Today we wake up very early to observe the cock-of-the-rock (Rupicola peruviana), Peru’s national bird. The male birds are a vibrant reddish orange color. At around 5am, as many as several dozen birds come together for a display of a ritual mating dance, which we can watch from the comfort of an observation platform called ‘Lek’. The males show off and posture for the females, displaying their crest. The females, fewer in number, use the dance to select the most suitable mate. After breakfast we continue down the narrow road between waterfalls and canyons towards the town of Pilcopata, which is a drive of approximately two hours. A 30-minute bus ride then takes us to the port of Atalaya, where we board our covered outboard motor boat, and head down the Alto Madre de Dios River, which takes another half-hour or so. Our private jungle lodge ‘Erika Lodge’ is found here on the banks of the river. We spend the next two nights here. There are opportunities for short walks around the lodge.
Optional (for experienced people only): Descent by mountain bike from the Cloud Forest (1700m) to Pilcopat town (700m).
Optional: At Pilcopata town we can go rafting for one hour down the Kosñipata River. We also have the opportunity to swim in the river, and enjoy the spectacular view of the Koñeq Canyon.

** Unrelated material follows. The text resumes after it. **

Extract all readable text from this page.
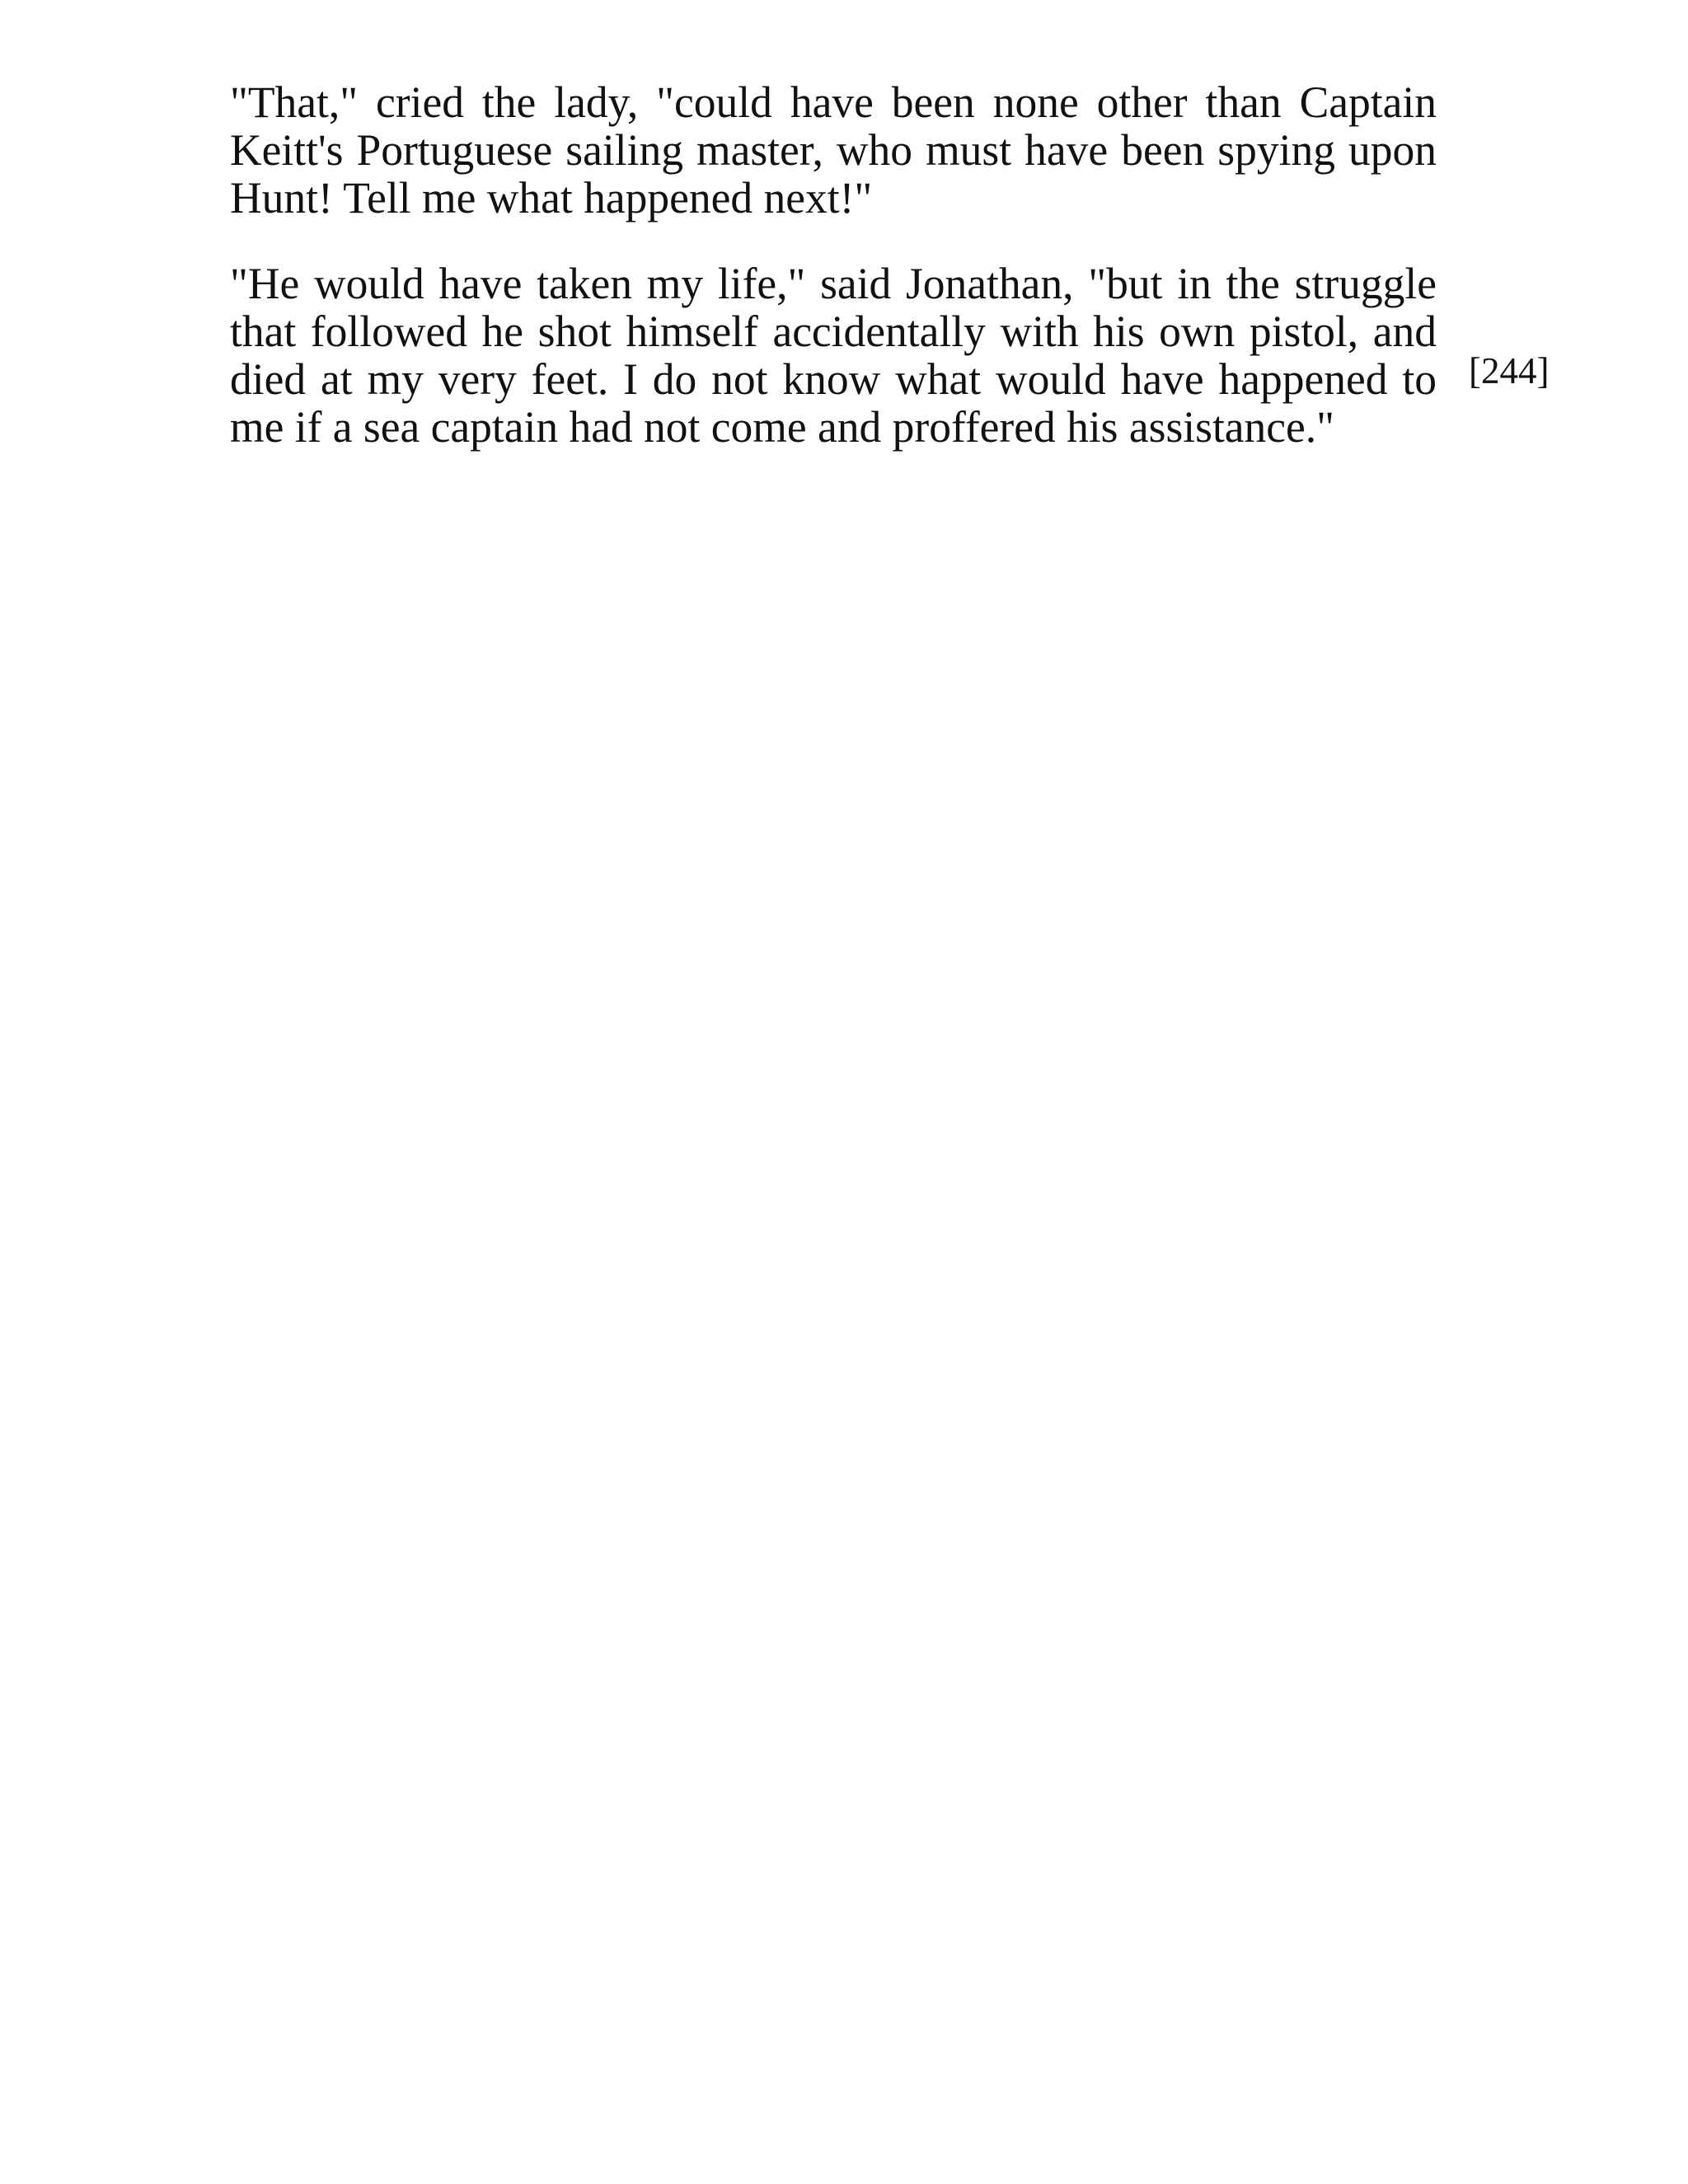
"That," cried the lady, "could have been none other than Captain Keitt's Portuguese sailing master, who must have been spying upon Hunt! Tell me what happened next!"

"He would have taken my life," said Jonathan, "but in the struggle that followed he shot himself accidentally with his own pistol, and died at my very feet. I do not know what would have happened to me if a sea captain had not come and proffered his assistance."

[244]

Day 3: Manu ‘Erika Lodge’ Jungle Lodge

Erika Lodge is located in a transition zone between high and low jungle (between 600m and 1150m) and the wide range in altitudes explains the diversity of wildlife found around the lodge. Immediately after breakfast, we start walking near the riverbanks. During the hike, our guide tells us about the insects, medicinal plants, trees, and animals to be found in the region. In the afternoon, we board our boat for only five minutes, and then walk for around half an hour, following a lovely trail, to observe and talk about the interesting flora found in this area – such as sensitive plants, heliconias, and fruit plantations. When we arrive at Machuwasi Lake, we use a telescope to observe an astonishing variety of birds, including great egrets, toucans, carpenters, keskadees, and cardinals. In the evening, we go for a short night walk to observe American bullfrogs, horned frogs, tree frogs and an incredible variety of insects.
New!!! Canopy tour: Our guests traverse from tree to tree and platform to platform using pulleys on horizontal traverse cables, as they sail through the treetops of the tropical rainforest canopy, and over the trails far below. Expert guides assist you in this exciting journey through the different layers of the virgin rainforest and explain what’s going on around you, from the time you leave the ground, until you rappel back down to the forest floor.

Day 4: Manu – Cusco

We get up very early to board our boat – again for only five minutes – heading downriver to a parrot clay lick called ‘Collpa’, on the riverbank. Many species of parrots – including the blue-headed parrot and the white-eyed parakeet – feed on the clay to supplement their diet of seeds and fruits with minerals and salt. Shortly afterwards, we continue downriver to Atalaya Port, where our bus is waiting to take us back to Cusco. We arrive late in the night.